Recently I learned of a 36 year-old mom in our neighborhood who died. Unexpectedly. Her family is emptied.

Earlier this year I lost my grandpa and uncle in close, unexpected succession. One week a part. My 4 year old poked my grandpa’s cheek as she tried to understand how he could be there in the casket, but so utterly not there. That the most real part of him was absent.

Six years ago I had my first miscarriage and felt my world fissure and shift. My six year old had just created wonderful diaper shaped announcements and given them to friends because she was so excited to be a big sister again. Suddenly she was confronted with a mother who couldn’t quite be there and the reality that the sibling suddenly wasn’t here either. That mommy’s tummy wasn’t so safe after all.

In each of these circumstances, my kids have been enveloped in grief. Sometimes it’s been theirs, sometimes it’s been a friend or loved one, other times it’s been the realization that something was possible. If we all took a moment, we could generate our own list of times that grief overwhelms our world. Sandy Hook. Moore, Oklahoma. The Twin Towers.

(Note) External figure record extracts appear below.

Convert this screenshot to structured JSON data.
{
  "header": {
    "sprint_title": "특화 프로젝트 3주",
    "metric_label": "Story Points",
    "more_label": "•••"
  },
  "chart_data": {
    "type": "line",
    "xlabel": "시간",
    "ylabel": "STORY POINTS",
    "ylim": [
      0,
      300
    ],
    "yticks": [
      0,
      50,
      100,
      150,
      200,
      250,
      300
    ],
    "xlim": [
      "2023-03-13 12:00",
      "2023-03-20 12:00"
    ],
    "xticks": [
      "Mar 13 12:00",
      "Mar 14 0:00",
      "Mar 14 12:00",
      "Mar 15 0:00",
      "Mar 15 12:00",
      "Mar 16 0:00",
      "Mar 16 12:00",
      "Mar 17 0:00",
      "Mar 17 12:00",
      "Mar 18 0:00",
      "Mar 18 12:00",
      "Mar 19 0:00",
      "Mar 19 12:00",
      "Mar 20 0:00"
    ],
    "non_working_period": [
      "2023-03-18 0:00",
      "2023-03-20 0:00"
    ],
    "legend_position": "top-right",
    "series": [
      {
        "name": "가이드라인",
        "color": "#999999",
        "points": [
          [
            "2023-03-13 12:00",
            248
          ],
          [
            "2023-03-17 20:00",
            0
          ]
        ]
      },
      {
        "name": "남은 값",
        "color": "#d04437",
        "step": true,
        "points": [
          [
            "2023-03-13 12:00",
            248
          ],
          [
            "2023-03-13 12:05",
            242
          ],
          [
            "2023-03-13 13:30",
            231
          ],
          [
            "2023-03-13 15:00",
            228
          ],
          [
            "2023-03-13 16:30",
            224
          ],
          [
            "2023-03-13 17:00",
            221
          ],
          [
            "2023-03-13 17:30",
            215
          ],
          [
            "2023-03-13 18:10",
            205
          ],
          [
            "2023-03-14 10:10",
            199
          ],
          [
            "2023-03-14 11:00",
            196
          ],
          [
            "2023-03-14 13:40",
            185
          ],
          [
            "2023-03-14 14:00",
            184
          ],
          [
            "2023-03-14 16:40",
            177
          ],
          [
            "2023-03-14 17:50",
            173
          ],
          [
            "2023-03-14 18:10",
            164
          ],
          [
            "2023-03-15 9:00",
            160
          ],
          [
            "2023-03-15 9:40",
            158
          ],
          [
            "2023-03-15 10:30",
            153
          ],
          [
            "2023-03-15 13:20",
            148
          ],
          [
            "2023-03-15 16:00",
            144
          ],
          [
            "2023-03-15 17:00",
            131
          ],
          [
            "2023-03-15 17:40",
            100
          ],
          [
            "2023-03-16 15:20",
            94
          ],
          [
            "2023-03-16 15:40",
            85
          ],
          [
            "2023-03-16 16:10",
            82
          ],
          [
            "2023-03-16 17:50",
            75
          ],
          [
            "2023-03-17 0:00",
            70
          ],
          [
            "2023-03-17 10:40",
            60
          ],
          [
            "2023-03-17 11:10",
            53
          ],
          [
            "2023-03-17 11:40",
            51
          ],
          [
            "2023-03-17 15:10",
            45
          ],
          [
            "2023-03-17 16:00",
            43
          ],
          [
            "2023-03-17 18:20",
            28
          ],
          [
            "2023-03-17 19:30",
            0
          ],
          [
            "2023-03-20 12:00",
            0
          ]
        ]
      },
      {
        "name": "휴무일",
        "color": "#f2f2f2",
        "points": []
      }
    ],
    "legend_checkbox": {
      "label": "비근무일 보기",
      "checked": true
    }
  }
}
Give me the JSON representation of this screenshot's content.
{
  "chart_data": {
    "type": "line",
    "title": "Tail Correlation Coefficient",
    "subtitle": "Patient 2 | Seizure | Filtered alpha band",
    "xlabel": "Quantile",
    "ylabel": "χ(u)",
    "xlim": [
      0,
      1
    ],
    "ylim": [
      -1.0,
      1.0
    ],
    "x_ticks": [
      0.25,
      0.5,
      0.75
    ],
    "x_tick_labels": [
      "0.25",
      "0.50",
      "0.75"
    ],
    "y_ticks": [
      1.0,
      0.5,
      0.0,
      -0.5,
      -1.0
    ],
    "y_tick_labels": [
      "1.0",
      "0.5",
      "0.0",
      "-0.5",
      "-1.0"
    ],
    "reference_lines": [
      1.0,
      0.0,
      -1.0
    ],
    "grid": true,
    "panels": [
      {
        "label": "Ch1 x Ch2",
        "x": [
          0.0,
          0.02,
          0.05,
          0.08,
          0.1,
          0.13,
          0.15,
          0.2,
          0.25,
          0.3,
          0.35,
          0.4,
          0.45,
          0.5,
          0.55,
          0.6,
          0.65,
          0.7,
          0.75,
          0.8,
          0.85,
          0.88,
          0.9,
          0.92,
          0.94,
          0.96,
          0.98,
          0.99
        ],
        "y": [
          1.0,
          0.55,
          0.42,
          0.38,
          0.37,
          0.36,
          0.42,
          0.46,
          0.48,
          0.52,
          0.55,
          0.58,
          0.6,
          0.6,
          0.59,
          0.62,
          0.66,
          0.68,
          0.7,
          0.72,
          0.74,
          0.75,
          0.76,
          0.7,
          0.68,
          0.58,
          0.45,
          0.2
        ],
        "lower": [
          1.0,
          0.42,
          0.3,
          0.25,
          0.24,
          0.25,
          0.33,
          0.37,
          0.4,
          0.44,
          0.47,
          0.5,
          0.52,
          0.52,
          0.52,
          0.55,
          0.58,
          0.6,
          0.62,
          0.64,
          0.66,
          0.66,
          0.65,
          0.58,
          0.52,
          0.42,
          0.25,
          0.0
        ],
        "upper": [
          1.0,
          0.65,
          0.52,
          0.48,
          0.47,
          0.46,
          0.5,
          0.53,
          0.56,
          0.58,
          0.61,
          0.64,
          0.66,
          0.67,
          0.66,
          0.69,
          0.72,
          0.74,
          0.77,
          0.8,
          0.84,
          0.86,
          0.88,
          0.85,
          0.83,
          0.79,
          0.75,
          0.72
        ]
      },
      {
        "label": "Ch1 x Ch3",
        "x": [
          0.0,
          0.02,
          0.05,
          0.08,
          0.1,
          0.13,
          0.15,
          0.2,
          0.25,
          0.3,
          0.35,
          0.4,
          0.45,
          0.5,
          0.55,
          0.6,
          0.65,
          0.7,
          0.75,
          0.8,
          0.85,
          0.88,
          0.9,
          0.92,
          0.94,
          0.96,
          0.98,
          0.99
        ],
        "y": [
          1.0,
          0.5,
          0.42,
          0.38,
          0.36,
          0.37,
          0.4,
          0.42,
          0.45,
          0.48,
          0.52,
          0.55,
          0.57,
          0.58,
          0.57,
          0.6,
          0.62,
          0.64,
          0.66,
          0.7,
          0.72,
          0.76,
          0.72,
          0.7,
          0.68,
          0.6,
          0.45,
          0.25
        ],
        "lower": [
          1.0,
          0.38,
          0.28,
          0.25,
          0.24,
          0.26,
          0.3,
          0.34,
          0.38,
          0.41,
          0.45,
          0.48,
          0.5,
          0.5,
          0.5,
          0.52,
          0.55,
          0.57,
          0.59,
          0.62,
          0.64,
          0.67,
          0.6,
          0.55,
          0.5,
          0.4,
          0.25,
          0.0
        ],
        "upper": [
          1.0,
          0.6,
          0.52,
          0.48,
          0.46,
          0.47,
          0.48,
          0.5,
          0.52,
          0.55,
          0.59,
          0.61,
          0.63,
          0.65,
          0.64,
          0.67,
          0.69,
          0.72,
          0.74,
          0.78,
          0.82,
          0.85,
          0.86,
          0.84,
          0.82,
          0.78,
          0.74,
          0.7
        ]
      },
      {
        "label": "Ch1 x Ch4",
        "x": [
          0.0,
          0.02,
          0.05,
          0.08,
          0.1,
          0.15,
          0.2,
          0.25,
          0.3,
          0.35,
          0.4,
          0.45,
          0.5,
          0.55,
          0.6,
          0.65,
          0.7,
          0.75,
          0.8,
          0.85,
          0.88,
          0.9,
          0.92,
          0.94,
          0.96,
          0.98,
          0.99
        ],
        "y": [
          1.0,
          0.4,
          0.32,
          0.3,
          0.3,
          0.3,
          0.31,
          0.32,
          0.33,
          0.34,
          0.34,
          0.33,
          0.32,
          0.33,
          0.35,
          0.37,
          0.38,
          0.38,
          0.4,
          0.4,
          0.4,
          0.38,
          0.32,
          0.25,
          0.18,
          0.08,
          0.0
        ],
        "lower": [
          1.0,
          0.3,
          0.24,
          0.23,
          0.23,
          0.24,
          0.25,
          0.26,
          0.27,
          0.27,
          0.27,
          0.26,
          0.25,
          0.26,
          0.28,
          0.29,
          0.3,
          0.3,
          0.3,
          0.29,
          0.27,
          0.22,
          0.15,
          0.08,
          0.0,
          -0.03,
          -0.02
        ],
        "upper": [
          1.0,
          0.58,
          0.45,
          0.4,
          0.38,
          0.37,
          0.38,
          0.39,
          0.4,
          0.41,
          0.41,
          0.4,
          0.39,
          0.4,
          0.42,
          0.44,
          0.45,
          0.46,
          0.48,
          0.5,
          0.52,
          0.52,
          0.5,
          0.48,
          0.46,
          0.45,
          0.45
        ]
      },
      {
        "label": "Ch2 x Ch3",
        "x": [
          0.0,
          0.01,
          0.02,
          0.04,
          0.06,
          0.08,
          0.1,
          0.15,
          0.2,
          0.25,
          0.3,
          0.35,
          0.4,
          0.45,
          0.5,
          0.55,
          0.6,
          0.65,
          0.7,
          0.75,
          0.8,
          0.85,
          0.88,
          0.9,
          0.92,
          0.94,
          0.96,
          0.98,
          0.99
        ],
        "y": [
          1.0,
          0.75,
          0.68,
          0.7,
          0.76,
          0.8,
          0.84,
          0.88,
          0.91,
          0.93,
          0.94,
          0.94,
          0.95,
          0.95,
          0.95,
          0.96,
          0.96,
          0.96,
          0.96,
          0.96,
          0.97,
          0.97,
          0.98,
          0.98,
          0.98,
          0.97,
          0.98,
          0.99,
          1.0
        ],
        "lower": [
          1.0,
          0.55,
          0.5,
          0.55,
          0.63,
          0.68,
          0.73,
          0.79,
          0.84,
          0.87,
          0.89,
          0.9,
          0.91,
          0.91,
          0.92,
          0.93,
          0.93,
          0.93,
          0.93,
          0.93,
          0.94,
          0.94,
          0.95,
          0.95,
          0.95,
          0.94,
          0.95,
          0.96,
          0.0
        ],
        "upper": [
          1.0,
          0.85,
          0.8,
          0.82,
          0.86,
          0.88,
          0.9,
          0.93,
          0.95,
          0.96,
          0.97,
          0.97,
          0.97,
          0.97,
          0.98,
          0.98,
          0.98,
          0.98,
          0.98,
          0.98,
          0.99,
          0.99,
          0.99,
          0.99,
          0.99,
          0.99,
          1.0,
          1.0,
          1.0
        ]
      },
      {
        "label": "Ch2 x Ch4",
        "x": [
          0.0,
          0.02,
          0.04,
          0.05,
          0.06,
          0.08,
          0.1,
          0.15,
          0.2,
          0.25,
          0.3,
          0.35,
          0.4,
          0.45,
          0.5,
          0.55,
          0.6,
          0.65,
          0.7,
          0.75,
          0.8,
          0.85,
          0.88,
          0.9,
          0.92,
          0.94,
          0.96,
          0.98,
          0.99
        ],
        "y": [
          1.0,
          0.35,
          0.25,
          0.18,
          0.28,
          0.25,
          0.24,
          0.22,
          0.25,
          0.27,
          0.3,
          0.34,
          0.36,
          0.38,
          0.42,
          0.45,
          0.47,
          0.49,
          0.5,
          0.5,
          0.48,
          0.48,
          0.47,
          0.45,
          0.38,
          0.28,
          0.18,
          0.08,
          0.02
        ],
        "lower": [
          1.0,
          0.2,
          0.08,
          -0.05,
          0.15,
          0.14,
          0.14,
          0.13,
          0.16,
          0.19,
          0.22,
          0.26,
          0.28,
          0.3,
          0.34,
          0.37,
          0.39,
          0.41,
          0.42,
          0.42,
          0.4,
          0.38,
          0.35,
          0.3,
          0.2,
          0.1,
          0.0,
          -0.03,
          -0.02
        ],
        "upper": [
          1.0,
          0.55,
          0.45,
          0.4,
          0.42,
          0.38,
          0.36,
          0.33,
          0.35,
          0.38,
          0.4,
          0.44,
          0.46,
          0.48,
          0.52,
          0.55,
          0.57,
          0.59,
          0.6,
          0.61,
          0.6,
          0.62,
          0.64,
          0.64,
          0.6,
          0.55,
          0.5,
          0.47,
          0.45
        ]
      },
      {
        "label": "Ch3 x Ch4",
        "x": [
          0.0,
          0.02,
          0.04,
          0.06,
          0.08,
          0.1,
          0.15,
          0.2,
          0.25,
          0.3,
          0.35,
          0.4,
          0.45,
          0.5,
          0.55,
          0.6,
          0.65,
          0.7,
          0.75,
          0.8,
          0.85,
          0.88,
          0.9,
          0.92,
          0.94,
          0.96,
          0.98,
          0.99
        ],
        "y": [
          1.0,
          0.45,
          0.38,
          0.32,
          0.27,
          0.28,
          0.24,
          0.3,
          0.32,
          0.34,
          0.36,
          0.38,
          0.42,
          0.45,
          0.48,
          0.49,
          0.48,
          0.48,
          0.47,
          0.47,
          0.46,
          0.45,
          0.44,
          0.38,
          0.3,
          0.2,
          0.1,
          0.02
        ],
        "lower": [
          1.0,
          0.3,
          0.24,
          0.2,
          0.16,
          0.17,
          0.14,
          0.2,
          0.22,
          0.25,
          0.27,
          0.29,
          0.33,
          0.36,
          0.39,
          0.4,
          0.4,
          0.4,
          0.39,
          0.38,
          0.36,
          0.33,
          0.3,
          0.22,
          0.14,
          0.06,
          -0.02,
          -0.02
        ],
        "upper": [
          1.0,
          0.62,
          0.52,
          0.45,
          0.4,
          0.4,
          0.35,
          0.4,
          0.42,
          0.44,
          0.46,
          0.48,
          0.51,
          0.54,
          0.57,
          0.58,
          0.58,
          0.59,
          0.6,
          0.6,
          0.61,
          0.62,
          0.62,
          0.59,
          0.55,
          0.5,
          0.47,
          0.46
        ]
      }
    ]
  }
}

How do we live in a world broken by grief and sin and not become paralyzed by the what-ifs? How do we teach our children to live lives with one eye on eternity, but a determination to do everything they’ve been called to do for the span of time they are here?

I wish there were easy answers. I’ve searched for books to help answer the unanswerable questions. Will our beloved dog be in heaven? What will our baby look like when we get to heaven? Why would God allow that mother to die?

One thing I have determined is to ask the questions. To let my children watch me question but return time and again to the bedrock of my faith. Being a God-chaser doesn’t mean life is easy. Being a God-chaser doesn’t mean I always understand. But being a God-chaser means that when life is hard and the questions harsh and the valleys deep, I know who goes with me. And that is ultimately what I want my children to grasp.

2 Responses to "Grief & kids: a hard combination"

  • Anonymous says:

    This note hits home. Last Nov our 20 year old died in a car accident close to our home. Her 18 year old sister found her before the paramedics, and is still dealing with the aftermath. We had 6 children 16-26 The story is continuing. My dad is dying of cancer, our son went through a divorce, and my oldest daughter is not talking to us because of some family issues. What I am trying to say is that the Lord is near to us, He is helping us to trust when everything is hard, and He is good. No, we don’t understand why, nor does the pain go away as soon as we pray, but there is a bedrock of stability, peace, and love that is so very real– and I know it is the blood of Jesus protecting us and the Father’s unchanging love. thanks for being there!

  • Anonymous says:

    My son inherited a condition my doctors told me at first I had, then took it back. When they said I was ok, my husband and I decided to try to have children. When I was 3 months pregnant, they “took it back”, said they’d “made a mistake”. The result was that our son was born with a medical condition he will have to deal with for the rest of his life. In the end, we both are dealing with this situation. I tell him that we all have thing we deal with in life, this is just ours. But I sometimes get burdened with guilt over the situation. However, I have beaten the odds and I know he can too. I have faith that God with us, he knows our needs and whatever comes our way, he will give us strength to deal with it. Thank you for showing me I am not alone.